Color Matching: Variables that Effect Color in Screen Printing

In the screen printing industry, color matching is the process where color swatches or samples are used to compare and match colors so that the product is precisely the right quality that the customer wants and needs. Here at ECI, we typically use the Pantone Color Matching System – a booklet of hundreds of color chips that we use to standardize each customer’s products and equate them with their unique ink mixing formulas. Color matching takes training, discipline and an understanding of everything that makes color look the way it does. There are many different factors and variables that effect color in screen printing and must be taken into account when designing a new part.

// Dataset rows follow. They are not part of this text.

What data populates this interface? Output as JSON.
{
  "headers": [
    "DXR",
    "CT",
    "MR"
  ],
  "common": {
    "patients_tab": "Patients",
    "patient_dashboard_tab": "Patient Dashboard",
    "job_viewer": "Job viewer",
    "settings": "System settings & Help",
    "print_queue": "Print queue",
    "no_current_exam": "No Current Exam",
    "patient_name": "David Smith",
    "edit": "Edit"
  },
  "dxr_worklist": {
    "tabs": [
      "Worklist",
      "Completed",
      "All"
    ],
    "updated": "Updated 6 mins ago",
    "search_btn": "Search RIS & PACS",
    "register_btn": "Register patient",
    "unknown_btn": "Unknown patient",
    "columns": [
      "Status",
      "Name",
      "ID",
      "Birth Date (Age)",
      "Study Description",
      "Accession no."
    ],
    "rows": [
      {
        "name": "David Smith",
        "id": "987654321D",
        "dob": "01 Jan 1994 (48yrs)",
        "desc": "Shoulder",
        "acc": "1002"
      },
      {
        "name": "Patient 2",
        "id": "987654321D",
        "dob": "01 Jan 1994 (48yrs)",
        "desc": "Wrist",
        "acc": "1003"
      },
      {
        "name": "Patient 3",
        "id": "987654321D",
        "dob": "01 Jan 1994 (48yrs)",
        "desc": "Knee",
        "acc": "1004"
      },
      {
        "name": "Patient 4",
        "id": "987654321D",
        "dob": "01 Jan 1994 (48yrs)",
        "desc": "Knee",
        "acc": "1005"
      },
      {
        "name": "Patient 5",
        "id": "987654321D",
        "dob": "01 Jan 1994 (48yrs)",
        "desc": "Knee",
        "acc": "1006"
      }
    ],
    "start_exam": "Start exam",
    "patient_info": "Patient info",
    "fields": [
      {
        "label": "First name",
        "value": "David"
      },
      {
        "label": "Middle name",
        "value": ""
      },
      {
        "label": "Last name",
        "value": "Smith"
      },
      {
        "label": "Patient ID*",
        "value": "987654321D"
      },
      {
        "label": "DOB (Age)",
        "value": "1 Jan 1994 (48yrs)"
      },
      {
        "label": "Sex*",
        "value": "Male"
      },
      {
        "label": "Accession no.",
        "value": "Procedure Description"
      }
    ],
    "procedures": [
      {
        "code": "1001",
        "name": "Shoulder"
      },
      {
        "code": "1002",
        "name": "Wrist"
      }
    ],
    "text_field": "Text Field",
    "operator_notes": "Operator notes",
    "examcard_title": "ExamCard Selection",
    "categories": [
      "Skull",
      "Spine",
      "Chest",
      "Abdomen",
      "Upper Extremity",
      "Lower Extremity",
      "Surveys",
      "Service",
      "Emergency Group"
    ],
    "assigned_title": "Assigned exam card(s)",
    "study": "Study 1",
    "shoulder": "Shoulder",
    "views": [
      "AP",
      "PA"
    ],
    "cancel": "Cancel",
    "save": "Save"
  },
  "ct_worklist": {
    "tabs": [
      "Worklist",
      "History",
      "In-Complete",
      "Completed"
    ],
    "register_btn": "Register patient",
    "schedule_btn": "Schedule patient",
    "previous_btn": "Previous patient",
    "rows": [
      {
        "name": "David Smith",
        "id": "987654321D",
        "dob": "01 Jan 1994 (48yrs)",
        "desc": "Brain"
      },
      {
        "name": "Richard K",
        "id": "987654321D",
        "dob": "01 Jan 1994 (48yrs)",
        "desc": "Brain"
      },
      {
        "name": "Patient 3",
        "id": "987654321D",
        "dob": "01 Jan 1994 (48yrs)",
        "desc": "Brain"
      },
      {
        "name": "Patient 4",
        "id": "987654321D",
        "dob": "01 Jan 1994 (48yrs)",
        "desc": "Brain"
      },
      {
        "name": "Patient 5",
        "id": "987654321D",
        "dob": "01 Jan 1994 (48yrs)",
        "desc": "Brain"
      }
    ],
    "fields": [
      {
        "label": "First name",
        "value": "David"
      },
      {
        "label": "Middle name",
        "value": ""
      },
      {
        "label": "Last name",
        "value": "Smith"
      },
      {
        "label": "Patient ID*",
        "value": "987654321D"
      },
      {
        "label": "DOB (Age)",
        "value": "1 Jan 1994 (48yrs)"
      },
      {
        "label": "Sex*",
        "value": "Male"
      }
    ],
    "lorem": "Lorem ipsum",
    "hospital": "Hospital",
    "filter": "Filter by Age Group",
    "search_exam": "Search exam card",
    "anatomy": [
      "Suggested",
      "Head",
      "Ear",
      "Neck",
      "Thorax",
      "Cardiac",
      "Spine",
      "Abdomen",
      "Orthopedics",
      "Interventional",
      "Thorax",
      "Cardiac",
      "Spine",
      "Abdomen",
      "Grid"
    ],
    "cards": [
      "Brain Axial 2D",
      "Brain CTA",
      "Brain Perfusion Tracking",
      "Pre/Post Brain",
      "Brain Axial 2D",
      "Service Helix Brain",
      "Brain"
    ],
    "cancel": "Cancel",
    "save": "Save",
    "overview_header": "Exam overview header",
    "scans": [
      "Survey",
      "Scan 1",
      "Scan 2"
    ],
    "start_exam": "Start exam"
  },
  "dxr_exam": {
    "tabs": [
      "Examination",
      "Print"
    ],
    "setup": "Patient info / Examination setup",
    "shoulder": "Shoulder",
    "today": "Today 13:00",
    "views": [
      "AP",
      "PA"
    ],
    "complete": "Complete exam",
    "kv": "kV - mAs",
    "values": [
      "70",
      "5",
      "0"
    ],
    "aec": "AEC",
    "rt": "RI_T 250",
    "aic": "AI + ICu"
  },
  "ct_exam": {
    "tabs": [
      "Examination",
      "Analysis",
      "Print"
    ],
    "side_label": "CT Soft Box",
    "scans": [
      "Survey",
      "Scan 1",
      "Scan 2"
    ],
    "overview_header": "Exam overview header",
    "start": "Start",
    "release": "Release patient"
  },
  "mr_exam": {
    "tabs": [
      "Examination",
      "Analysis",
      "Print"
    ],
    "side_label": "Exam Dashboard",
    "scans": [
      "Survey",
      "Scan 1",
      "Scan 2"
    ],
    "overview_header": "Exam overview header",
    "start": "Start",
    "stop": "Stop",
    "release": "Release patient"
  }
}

This article is the first of a series concerning variables that effect color matching.

The Material

The material or substrate that is printed on makes a difference in the color that is printed on it. There is color casting - a natural color in every substrate and it is nearly impossible to get a completely clear material to print on so this must be considered before choosing both a material and color.

In the printed window shown above, you can see the effect that texture has on the color as the half moon shapes are untextured while the textured areas are lighter in color. 

In the printed window shown above, you can see the effect that texture has on the color as the half moon shapes are untextured while the textured areas are lighter in color. 

Here at ECI, we most commonly print on either polyesters or polycarbonates. Some polyesters are already very clear, but have a reflective quality about them. Meanwhile, there are other polyesters are textured with a natural yellow coloring. The same thing goes for polycarbonates – there are some that are very clear and others that are textured with a natural blue color. Different brands have different characteristics to keep in mind. Some materials are a solid color, such as white. White is a broad term and can come in many different shades, which also affects the color. This is a big consideration in the printing world, especially in digital printing.

ECI also prints on vinyl and 3M label stock which can either be matte, glossy or even come in different colors, all of which affect the appearance of the ink.

ECI prints on metal surfaces such as rolled steel, powder coated, aluminum, smooth anodized, raw metal, and brushed aluminum. Epoxy or enamel inks are used on these surfaces and can be affected by the different metal surfaces depending on their color and texture. Metals like brushed aluminum will have a metallic surface which changes the appearance of the ink, especially opaque colors.

Both of the color swatches shown above show the same color. However, the one on the right has a white back flood while the swatch on the left does not. Notice that the swatch on the left is slightly transparent because the ink has no backing to it. The colors themselves look drastically different as the swatch with the white backer flood looks more vibrant.

Both of the color swatches shown above show the same color. However, the one on the right has a white back flood while the swatch on the left does not. Notice that the swatch on the left is slightly transparent because the ink has no backing to it. The colors themselves look drastically different as the swatch with the white backer flood looks more vibrant.

Inks can also either be printed on the front or back of the material. By printing on the backside of the material, it would have to be taken into account the effect of the substrate’s natural color and the texture of the material, which will dull the color and either give it a matte or glossy finish. Even printing on the front of the material, the color of the ink can be affected, particularly if it is slightly transparent. The material, adhesive and liners can be seen through the material and the ink as well, affecting the overall look of the product. It is really what the ink is set on that matters most, as it will have the biggest effect on the color.

This Pantone booklet shows a matte finish, which was offset printed on paper, while the overlay uses the same color screen printed on plastic. To the trained eye, the colors are different - but still use the same formula. The cause for the difference in color: the material.

This Pantone booklet shows a matte finish, which was offset printed on paper, while the overlay uses the same color screen printed on plastic. To the trained eye, the colors are different - but still use the same formula. The cause for the difference in color: the material.

In the screen printing industry, we use the Pantone Color Matching System as a guide and follow it as closely as possible. However, the Pantone books are offset printed on paper while ECI screen prints on plastics, second surface, with textures and finishes. As discussed earlier in this article, material makes a difference in the appearance of the color and therefore, makes color matching a more challenging feat than at first glance.